BLM seeks comments on New Mexico land exchange including Hidalgo County parcels
Hidalgo County parcels were part of a BLM land exchange open for comment only through June 28, putting local access and land management on a tight clock.

The Bureau of Land Management’s comment window closed June 28 on a proposed New Mexico land exchange that includes some Hidalgo County parcels and could change how land is managed across southwest New Mexico. The agency said comments were being taken electronically through its ePlanning system, as part of a plan that would swap up to 76,000 acres of federal land and minerals for about the same amount of state land and minerals.
The exchange is being pursued under the John D. Dingell, Jr. Conservation, Management, and Recreation Act of 2019. BLM materials say the lands under consideration are in Doña Ana, Grant and Luna counties, with some parcels in Hidalgo County, and that one goal is to reduce isolated and difficult-to-manage BLM parcels. A BLM story map breaks the package down further, describing up to 76,547 acres of consolidated surface and mineral estate, 40 acres of surface-only estate and about 8,566 acres of mineral-only estate.

For Hidalgo County, the stakes are larger than the acreage count suggests. Even isolated parcels can affect grazing, travel routes, fencing, access and day-to-day land management in a rural county where public land, ranching and conservation interests often sit close together. If a parcel changes hands, the impact can reach nearby residents, land users and local officials who have to live with the practical consequences of ownership, boundary lines and maintenance.
The exchange is also tied to the broader Organ Mountains-Desert Peaks area, where the BLM says a land swap would help improve management of federal lands while moving protected monument lands into federal ownership. At the same time, the New Mexico State Land Office would gain lands meant to generate revenue for state trust beneficiaries, putting federal land managers, state trust interests and local land users on opposite sides of the same transaction.
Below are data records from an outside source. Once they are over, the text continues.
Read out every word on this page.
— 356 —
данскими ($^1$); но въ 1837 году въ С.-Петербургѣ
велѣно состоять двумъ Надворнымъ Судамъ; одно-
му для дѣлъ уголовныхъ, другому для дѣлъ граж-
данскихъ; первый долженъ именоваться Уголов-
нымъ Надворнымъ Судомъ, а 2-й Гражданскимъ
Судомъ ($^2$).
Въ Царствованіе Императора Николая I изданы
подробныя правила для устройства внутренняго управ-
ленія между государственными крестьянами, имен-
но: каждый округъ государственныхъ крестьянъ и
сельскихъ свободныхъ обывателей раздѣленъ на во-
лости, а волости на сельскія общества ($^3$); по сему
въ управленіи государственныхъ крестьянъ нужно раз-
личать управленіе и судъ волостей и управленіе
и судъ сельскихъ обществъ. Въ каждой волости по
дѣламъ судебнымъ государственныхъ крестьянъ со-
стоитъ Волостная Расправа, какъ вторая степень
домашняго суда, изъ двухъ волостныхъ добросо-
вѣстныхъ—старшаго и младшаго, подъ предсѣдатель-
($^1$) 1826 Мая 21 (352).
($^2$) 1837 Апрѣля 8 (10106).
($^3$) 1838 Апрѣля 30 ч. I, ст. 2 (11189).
This was not the first time the public had been able to weigh in. The State Land Office held four public meetings in September 2025 on the proposal, including one in Silver City, showing the exchange had already moved through a longer round of outreach before the June 28 deadline. That wider process still left a narrow final window for residents who wanted to study how Hidalgo County parcels fit into the larger deal, and whether the agency had given enough notice for a decision with long-term effects on access and land ownership in southwest New Mexico.